Inhibition of PDE5 induces rapid non-genomic increase in hippocampal dendritic spines via specific kinases

Cyclic guanosine monophosphate (cGMP) is a typical neuromodulator that is used in neuronal synapses. Inhibitor of phosphodiesterase 5 (PDE5) could regulates signaling pathways by elevating cGMP levels.

In the current study, we found that the treatments with tadalafil, a PDE5 inhibitor, for 2 h rapidly and non-genomically increased the total density of dendritic spines, using confocal imaging of Lucifer Yellow-injected hippocampal CA1 pyramidal neurons. Since inhibition of PDE5 elevates cGMP levels at synapses, we analyzed downstream nongenomic signaling. We analyzed the involvement of kinase signaling, because rapid postsynaptic modulation involves kinase networks observed from many investigations including our works.

Upon co-treatments of PKG inhibitor (KT5823) with tadalafil, the spine increase was considerably blocked. In addition, co-treatments of GSK-3 inhibitor (I8) also blocked the spine increase induced by tadalafil. However, inhibitors of other representative synaptic kinases, including LIMK, Erk/MAPK, PKA, PKC and PI3K, did not suppress the tadalafil-induced spine increases.

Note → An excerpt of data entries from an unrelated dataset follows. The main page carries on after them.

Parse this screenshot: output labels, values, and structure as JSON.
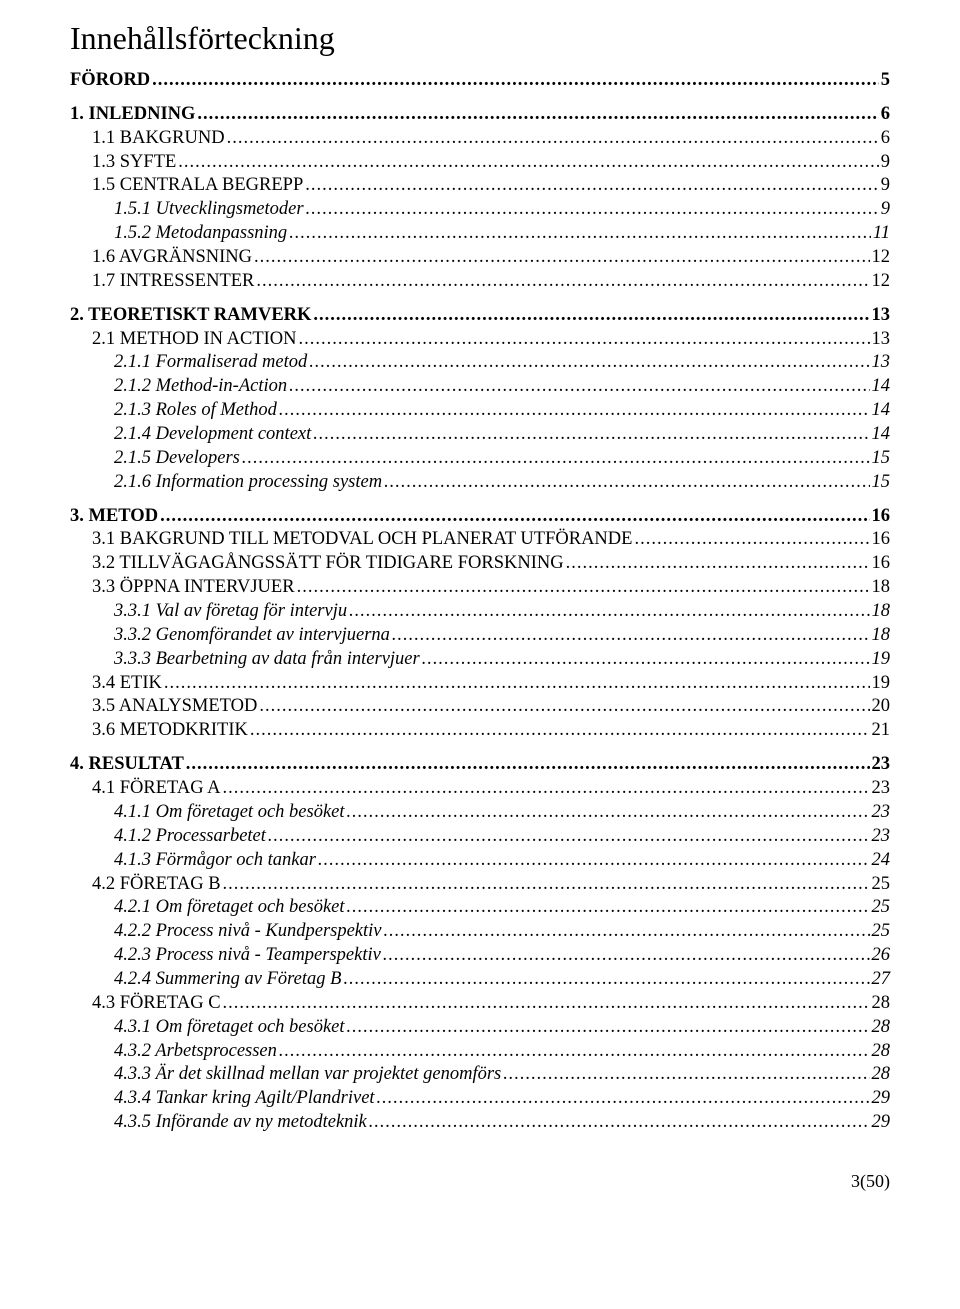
{
  "title": "Innehållsförteckning",
  "footer": "3(50)",
  "toc": [
    {
      "level": 0,
      "label": "FÖRORD",
      "page": "5",
      "smallcaps": false
    },
    {
      "level": 0,
      "label": "1. INLEDNING",
      "page": "6",
      "smallcaps": false
    },
    {
      "level": 1,
      "label": "1.1 BAKGRUND",
      "page": "6",
      "smallcaps": true
    },
    {
      "level": 1,
      "label": "1.3 SYFTE",
      "page": "9",
      "smallcaps": true
    },
    {
      "level": 1,
      "label": "1.5 CENTRALA BEGREPP",
      "page": "9",
      "smallcaps": true
    },
    {
      "level": 2,
      "label": "1.5.1 Utvecklingsmetoder",
      "page": "9"
    },
    {
      "level": 2,
      "label": "1.5.2 Metodanpassning",
      "page": "11"
    },
    {
      "level": 1,
      "label": "1.6 AVGRÄNSNING",
      "page": "12",
      "smallcaps": true
    },
    {
      "level": 1,
      "label": "1.7 INTRESSENTER",
      "page": "12",
      "smallcaps": true
    },
    {
      "level": 0,
      "label": "2. TEORETISKT RAMVERK",
      "page": "13",
      "smallcaps": false
    },
    {
      "level": 1,
      "label": "2.1 METHOD IN ACTION",
      "page": "13",
      "smallcaps": true
    },
    {
      "level": 2,
      "label": "2.1.1 Formaliserad metod",
      "page": "13"
    },
    {
      "level": 2,
      "label": "2.1.2 Method-in-Action",
      "page": "14"
    },
    {
      "level": 2,
      "label": "2.1.3 Roles of Method",
      "page": "14"
    },
    {
      "level": 2,
      "label": "2.1.4 Development context",
      "page": "14"
    },
    {
      "level": 2,
      "label": "2.1.5 Developers",
      "page": "15"
    },
    {
      "level": 2,
      "label": "2.1.6 Information processing system",
      "page": "15"
    },
    {
      "level": 0,
      "label": "3. METOD",
      "page": "16",
      "smallcaps": false
    },
    {
      "level": 1,
      "label": "3.1 BAKGRUND TILL METODVAL OCH PLANERAT UTFÖRANDE",
      "page": "16",
      "smallcaps": true
    },
    {
      "level": 1,
      "label": "3.2 TILLVÄGAGÅNGSSÄTT FÖR TIDIGARE FORSKNING",
      "page": "16",
      "smallcaps": true
    },
    {
      "level": 1,
      "label": "3.3 ÖPPNA INTERVJUER",
      "page": "18",
      "smallcaps": true
    },
    {
      "level": 2,
      "label": "3.3.1 Val av företag för intervju",
      "page": "18"
    },
    {
      "level": 2,
      "label": "3.3.2 Genomförandet av intervjuerna",
      "page": "18"
    },
    {
      "level": 2,
      "label": "3.3.3 Bearbetning av data från intervjuer",
      "page": "19"
    },
    {
      "level": 1,
      "label": "3.4 ETIK",
      "page": "19",
      "smallcaps": true
    },
    {
      "level": 1,
      "label": "3.5 ANALYSMETOD",
      "page": "20",
      "smallcaps": true
    },
    {
      "level": 1,
      "label": "3.6 METODKRITIK",
      "page": "21",
      "smallcaps": true
    },
    {
      "level": 0,
      "label": "4. RESULTAT",
      "page": "23",
      "smallcaps": false
    },
    {
      "level": 1,
      "label": "4.1 FÖRETAG A",
      "page": "23",
      "smallcaps": true
    },
    {
      "level": 2,
      "label": "4.1.1 Om företaget och besöket",
      "page": "23"
    },
    {
      "level": 2,
      "label": "4.1.2 Processarbetet",
      "page": "23"
    },
    {
      "level": 2,
      "label": "4.1.3 Förmågor och tankar",
      "page": "24"
    },
    {
      "level": 1,
      "label": "4.2 FÖRETAG B",
      "page": "25",
      "smallcaps": true
    },
    {
      "level": 2,
      "label": "4.2.1 Om företaget och besöket",
      "page": "25"
    },
    {
      "level": 2,
      "label": "4.2.2 Process nivå - Kundperspektiv",
      "page": "25"
    },
    {
      "level": 2,
      "label": "4.2.3 Process nivå - Teamperspektiv",
      "page": "26"
    },
    {
      "level": 2,
      "label": "4.2.4 Summering av Företag B",
      "page": "27"
    },
    {
      "level": 1,
      "label": "4.3 FÖRETAG C",
      "page": "28",
      "smallcaps": true
    },
    {
      "level": 2,
      "label": "4.3.1 Om företaget och besöket",
      "page": "28"
    },
    {
      "level": 2,
      "label": "4.3.2 Arbetsprocessen",
      "page": "28"
    },
    {
      "level": 2,
      "label": "4.3.3 Är det skillnad mellan var projektet genomförs",
      "page": "28"
    },
    {
      "level": 2,
      "label": "4.3.4 Tankar kring Agilt/Plandrivet",
      "page": "29"
    },
    {
      "level": 2,
      "label": "4.3.5 Införande av ny metodteknik",
      "page": "29"
    }
  ]
}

PDE5 inhibitors have attracted attention on their recovery effects from pathological damages, including memory improvement from cognitive impairment by Stroke, Amyloid β (Aβ) accumulation and tau phosphorylation. The current finding of tadalafil’s function about rapid modulation of neural plasticity may add new elemental steps of anti-aging capacity against cognitive decline.